Kelly’s trial in New York comes after years of suspicions and accusations against him. In 2008, he went on trial in Illinois facing child pornography charges, but was acquitted.
Many of the allegations were featured in the Lifetime documentary series Surviving R Kelly, which aired early in 2019. The first of the latest charges against him were made shortly afterwards.
Jerhonda Pace, who appeared in Surviving R Kelly, was the first accuser to give evidence on Wednesday. She told jurors Kelly invited her to his mansion and ordered her to take off her clothes when she was just 16, and a member of his fan club.
“He asked me to continue to tell everyone I was 19 and act like I was 21,” she told the court. When she told Kelly she was a virgin, he said that was “good” and told her he wanted to “train her” sexually, she said.
Nine charges describe the singer’s alleged mistreatment of five female accusers – identified as “Jane Does” in court, although some, such as Ms Pace, have spoken out publicly – three of whom were said to be underage at the time. One accuser said Kelly failed to tell her that he had herpes when he had unprotected sex with her.
The singer, whose real name is Robert Sylvester Kelly, is accused of requiring his alleged victims to demonstrate “absolute commitment” and obey strict rules, including that they eat or go to the bathroom only with his permission, not look at other men, and call him “Daddy”.

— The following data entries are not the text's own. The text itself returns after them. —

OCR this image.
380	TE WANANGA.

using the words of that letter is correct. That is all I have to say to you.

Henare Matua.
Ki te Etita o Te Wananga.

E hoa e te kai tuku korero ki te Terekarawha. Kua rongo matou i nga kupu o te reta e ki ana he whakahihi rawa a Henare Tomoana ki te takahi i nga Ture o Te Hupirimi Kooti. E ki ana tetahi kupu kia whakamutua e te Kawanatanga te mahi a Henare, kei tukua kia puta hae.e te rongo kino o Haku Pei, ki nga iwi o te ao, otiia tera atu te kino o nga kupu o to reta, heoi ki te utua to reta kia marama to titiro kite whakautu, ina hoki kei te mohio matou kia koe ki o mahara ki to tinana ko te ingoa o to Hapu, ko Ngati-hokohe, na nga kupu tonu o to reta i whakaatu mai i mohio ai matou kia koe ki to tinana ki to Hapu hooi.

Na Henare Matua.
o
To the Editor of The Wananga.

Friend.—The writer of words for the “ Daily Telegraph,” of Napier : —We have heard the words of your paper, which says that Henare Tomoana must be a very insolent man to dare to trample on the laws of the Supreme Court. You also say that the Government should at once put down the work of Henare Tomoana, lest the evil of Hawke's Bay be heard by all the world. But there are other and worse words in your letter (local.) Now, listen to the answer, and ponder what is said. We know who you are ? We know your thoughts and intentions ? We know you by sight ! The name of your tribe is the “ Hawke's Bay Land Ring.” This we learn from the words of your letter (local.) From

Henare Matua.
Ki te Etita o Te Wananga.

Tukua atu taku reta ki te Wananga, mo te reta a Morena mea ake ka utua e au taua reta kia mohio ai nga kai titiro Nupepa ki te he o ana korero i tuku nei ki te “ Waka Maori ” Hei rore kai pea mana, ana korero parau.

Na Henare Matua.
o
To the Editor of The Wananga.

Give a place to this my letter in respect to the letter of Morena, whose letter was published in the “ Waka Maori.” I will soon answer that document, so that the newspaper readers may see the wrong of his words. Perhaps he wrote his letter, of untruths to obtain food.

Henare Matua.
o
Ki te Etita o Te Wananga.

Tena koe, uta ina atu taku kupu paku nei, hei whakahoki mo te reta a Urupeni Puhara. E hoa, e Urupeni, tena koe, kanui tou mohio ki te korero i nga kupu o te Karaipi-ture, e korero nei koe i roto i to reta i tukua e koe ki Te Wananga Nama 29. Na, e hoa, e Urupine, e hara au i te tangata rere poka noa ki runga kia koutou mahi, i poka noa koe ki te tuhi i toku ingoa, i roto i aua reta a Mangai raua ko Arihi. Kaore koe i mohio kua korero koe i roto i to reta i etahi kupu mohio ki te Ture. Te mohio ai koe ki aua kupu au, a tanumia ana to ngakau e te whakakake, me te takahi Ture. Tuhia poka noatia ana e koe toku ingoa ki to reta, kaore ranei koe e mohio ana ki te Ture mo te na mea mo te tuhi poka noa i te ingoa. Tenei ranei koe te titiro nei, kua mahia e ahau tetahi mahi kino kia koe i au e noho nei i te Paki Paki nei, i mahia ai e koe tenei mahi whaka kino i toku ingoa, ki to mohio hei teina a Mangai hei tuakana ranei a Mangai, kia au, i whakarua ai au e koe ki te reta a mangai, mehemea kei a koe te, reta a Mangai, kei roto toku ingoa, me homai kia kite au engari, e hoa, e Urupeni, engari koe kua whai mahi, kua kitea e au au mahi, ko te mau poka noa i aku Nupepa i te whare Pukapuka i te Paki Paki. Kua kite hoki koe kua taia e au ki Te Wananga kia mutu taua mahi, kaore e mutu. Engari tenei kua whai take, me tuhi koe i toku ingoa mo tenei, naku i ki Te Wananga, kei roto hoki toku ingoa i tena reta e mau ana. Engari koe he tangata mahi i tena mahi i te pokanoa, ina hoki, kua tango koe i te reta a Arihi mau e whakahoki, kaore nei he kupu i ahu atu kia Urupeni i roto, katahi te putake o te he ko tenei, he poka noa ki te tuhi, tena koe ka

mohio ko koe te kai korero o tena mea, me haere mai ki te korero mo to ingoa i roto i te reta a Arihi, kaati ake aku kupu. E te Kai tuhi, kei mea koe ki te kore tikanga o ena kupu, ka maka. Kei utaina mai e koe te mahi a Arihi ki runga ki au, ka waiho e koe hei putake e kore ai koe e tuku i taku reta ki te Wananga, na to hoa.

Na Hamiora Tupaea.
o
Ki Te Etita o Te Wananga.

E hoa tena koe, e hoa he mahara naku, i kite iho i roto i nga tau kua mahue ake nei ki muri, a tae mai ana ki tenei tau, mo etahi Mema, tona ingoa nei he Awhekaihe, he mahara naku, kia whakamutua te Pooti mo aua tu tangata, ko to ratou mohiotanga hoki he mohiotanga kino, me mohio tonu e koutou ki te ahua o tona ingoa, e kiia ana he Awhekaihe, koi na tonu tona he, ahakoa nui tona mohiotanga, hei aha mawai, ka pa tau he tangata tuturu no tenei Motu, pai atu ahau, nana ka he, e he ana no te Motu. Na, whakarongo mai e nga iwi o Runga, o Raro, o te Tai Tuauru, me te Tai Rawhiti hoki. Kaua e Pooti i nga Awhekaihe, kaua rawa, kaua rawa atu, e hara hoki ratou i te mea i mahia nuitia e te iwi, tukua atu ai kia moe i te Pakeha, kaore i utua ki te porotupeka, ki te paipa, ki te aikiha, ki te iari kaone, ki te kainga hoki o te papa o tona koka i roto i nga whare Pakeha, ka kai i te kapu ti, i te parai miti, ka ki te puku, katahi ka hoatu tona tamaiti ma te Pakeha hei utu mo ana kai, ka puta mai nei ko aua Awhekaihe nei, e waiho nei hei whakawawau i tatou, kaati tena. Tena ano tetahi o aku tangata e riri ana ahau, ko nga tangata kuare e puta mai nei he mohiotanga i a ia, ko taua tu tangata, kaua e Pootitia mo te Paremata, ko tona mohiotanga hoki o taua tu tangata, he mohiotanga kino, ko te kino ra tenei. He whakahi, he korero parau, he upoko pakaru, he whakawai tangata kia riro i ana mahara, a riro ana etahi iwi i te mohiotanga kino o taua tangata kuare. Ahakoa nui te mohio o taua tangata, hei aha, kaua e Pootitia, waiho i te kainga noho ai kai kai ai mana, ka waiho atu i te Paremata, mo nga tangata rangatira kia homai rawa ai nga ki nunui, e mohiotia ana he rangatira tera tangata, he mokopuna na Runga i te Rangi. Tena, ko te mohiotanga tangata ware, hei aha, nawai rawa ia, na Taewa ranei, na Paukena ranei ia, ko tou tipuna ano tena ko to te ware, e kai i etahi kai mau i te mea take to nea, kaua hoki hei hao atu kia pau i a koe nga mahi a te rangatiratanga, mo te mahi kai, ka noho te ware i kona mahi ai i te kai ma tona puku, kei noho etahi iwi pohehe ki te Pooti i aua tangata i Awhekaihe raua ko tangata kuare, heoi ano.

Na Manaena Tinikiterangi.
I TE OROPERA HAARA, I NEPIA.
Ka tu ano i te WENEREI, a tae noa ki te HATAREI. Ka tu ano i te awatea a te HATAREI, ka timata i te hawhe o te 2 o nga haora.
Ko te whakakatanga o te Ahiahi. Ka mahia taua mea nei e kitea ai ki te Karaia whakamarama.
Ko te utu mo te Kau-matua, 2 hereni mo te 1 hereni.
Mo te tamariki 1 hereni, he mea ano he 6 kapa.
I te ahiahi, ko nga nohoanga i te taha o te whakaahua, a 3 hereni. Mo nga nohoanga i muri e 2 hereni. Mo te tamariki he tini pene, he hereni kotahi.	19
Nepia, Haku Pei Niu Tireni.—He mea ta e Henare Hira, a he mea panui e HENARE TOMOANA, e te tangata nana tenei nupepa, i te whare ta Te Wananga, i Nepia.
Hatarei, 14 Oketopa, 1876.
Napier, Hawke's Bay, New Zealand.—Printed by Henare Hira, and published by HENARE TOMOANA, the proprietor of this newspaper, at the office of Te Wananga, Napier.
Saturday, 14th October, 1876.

Prosecutors say alleged victims were selected at concerts and other venues and arrangements were made for them to travel to see Kelly in the New York City area and elsewhere, in violation of the Mann Act, the 1910 law that made it illegal to “transport any woman or girl” across state lines “for any immoral purpose”.
The singer’s 1994 marriage to Aaliyah is also expected to come up during the trial. Prosecutors are aiming to show he bribed an official to obtain fake identification for the singer, who was 15 at the time – he was 27 – so that they could get married. Kelly believed he had got Aaliyah pregnant, and hoped a marriage would keep her from having to testify against him, prosecutors will argue.
Aaliyah, identified as Jane Doe #1 in the indictment, died in a plane crash in 2001.
Kelly, who last released a studio album in 2016, could face years in prison if he is found guilty. But the New York case is only part of the legal issues the singer is facing, with sex abuse charges brought in Illinois and Minnesota, too – to which he has also pleaded not guilty.
Women’s rights attorney Gloria Allred was among those seen entering the court before the start of the hearing on Wednesday.
“All I can say is that I’m very confident that the court will afford a fair trial both to Mr Kelly and also to the persons who allege that they are victims,” she told reporters.
Ms Becker and Thomas Farinella, another of Kelly’s lawyers, also spoke outside court.
“We’ve been preparing and ready to go,” said Mr Farinella. “Excited for Mr Kelly to have his day in court.”